If my force exceeds the slip limit what do I do ? I make it slip by not decreasing the speed ? If so for how long ?

Are you contemplating a fixed constant braking force and a fixed constant limit on tire friction?

If so, you just check whether the one exceeds the other and have your model only consider the one that is limiting.Are you contemplating a variable braking force and variable road friction? For instance, are you braking to a stop and hit a patch of ice?

Then you have to use a model that incorporates both constraints. For instance, while the car is on the icy patch, the rotation rate of the tires will be decreasing rapidly. They may even come to a stop. When you regain contact with the road surface, the tires will spin back up to speed.
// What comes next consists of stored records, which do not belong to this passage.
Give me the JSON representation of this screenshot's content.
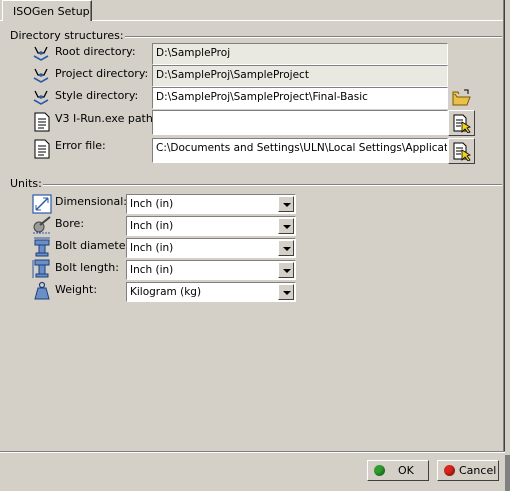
{
  "tab": {
    "label": "ISOGen Setup"
  },
  "directory_group": {
    "title": "Directory structures:",
    "rows": [
      {
        "label": "Root directory:",
        "value": "D:\\SampleProj",
        "icon": "root-directory-icon"
      },
      {
        "label": "Project directory:",
        "value": "D:\\SampleProj\\SampleProject",
        "icon": "project-directory-icon"
      },
      {
        "label": "Style directory:",
        "value": "D:\\SampleProj\\SampleProject\\Final-Basic",
        "icon": "style-directory-icon"
      },
      {
        "label": "V3 I-Run.exe path:",
        "value": "",
        "icon": "document-icon"
      },
      {
        "label": "Error file:",
        "value": "C:\\Documents and Settings\\ULN\\Local Settings\\Application D",
        "icon": "document-icon"
      }
    ]
  },
  "units_group": {
    "title": "Units:",
    "rows": [
      {
        "label": "Dimensional:",
        "value": "Inch (in)",
        "icon": "dimension-icon"
      },
      {
        "label": "Bore:",
        "value": "Inch (in)",
        "icon": "bore-icon"
      },
      {
        "label": "Bolt diameter:",
        "value": "Inch (in)",
        "icon": "bolt-diameter-icon"
      },
      {
        "label": "Bolt length:",
        "value": "Inch (in)",
        "icon": "bolt-length-icon"
      },
      {
        "label": "Weight:",
        "value": "Kilogram (kg)",
        "icon": "weight-icon"
      }
    ]
  },
  "buttons": {
    "ok": "OK",
    "cancel": "Cancel"
  },
  "colors": {
    "ok_dot": "#2e9d2e",
    "cancel_dot": "#d8261c",
    "panel": "#d4d0c8"
  }
}
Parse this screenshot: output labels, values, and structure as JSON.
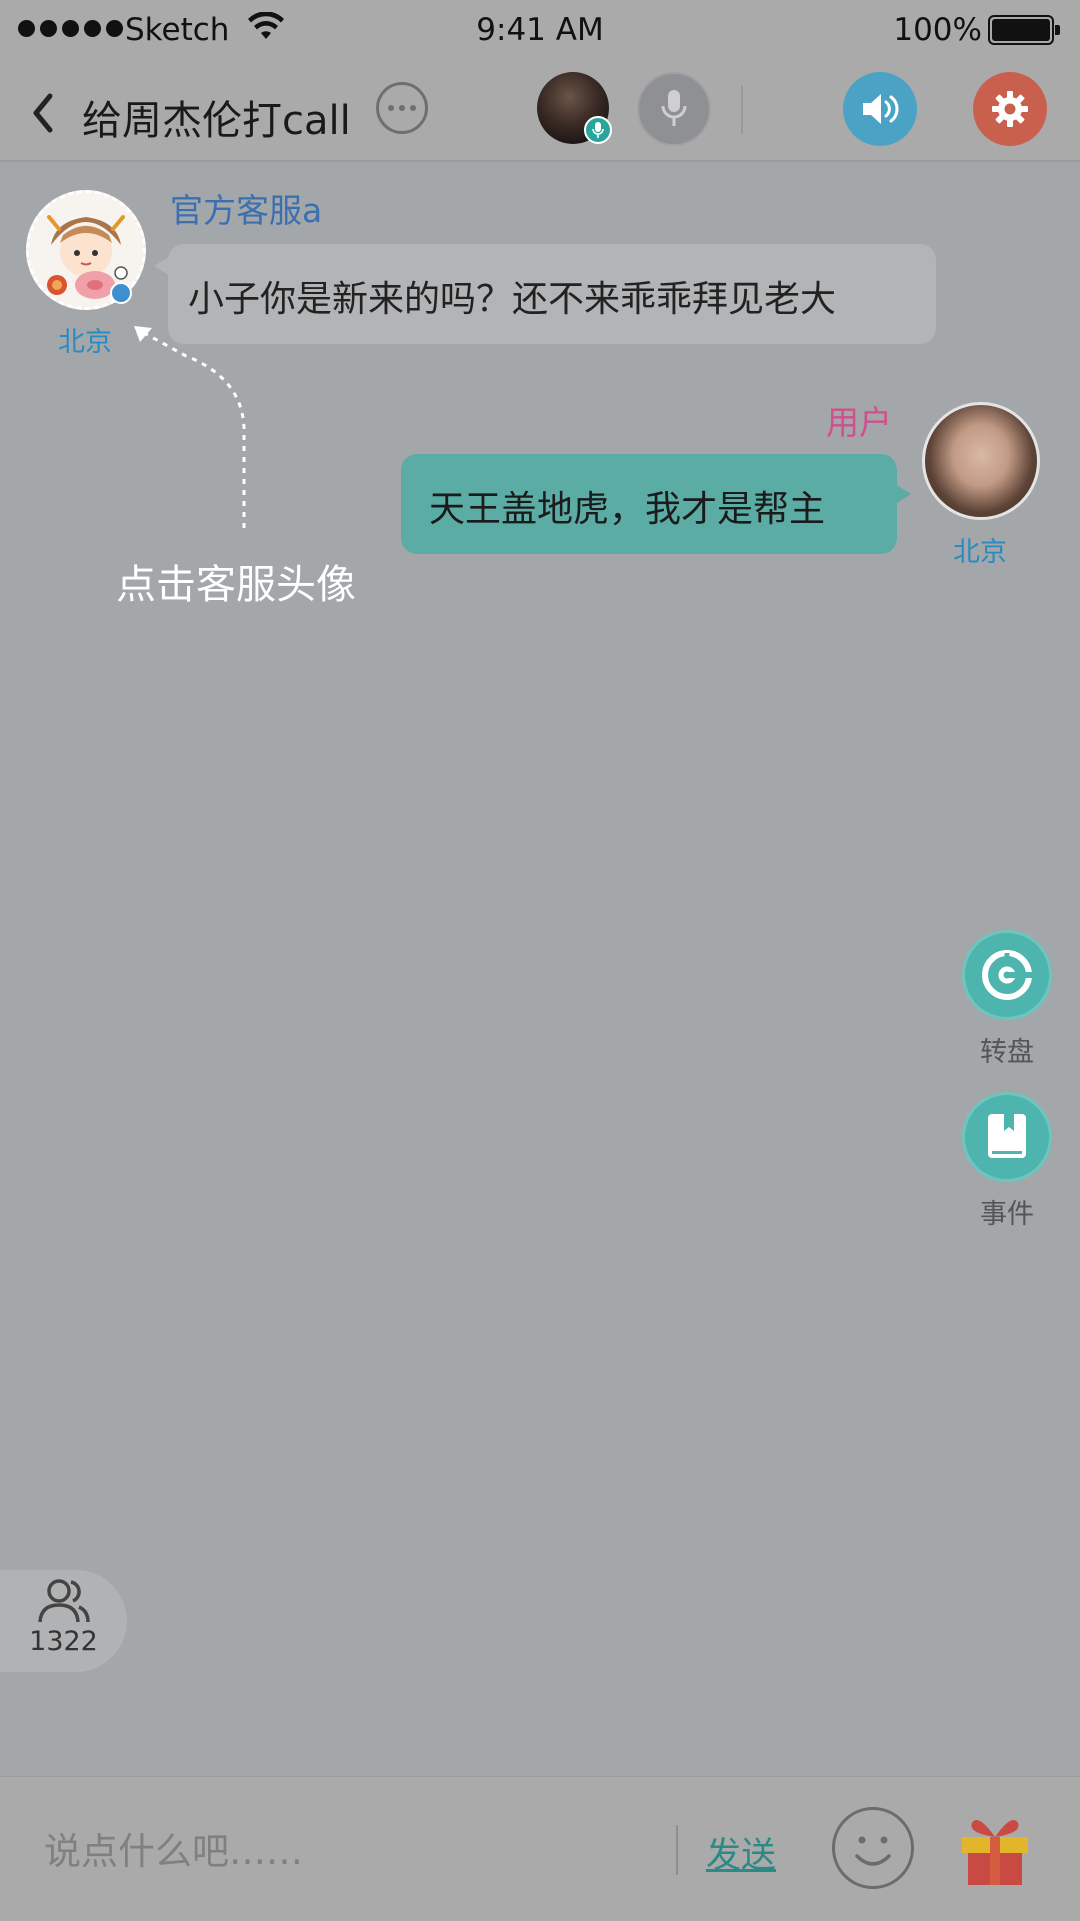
{
  "status_bar": {
    "carrier": "Sketch",
    "time": "9:41 AM",
    "battery": "100%"
  },
  "nav": {
    "title": "给周杰伦打call",
    "icons": [
      "back-icon",
      "more-icon",
      "host-avatar",
      "mic-icon",
      "speaker-icon",
      "gear-icon"
    ]
  },
  "messages": [
    {
      "sender": "官方客服a",
      "text": "小子你是新来的吗？还不来乖乖拜见老大",
      "location": "北京",
      "side": "left",
      "name_color": "#3c6fb0"
    },
    {
      "sender": "用户",
      "text": "天王盖地虎，我才是帮主",
      "location": "北京",
      "side": "right",
      "name_color": "#d0508e",
      "bubble_color": "#5aaca4"
    }
  ],
  "hint": {
    "text": "点击客服头像"
  },
  "side_actions": {
    "roulette_label": "转盘",
    "events_label": "事件"
  },
  "online": {
    "count": "1322"
  },
  "input_bar": {
    "placeholder": "说点什么吧……",
    "send_label": "发送"
  },
  "colors": {
    "overlay_background": "#a3a7aa",
    "accent_teal": "#4db5ae",
    "speaker_blue": "#4aa3c4",
    "settings_red": "#c8604d",
    "location_blue": "#2b8bc0"
  }
}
By my count, you will have four regimes to think about:

1. Braking to a stop with no-slip rolling, limited by brake pressure.
2. Sliding on ice with the wheels slowing rapidly, limited by sliding friction on ice.
3. Sliding on ice with the wheels not turning, still limited by sliding friction on ice.
4. Sliding on road with the wheels speeding up, limited by sliding friction on pavement.

 

[ROOT0X57B]

I will have a homogeneously wet pavement (along with a water friction force on the bottom of the wheel) so $\mu$ might be changed between simulations but will be a time constant.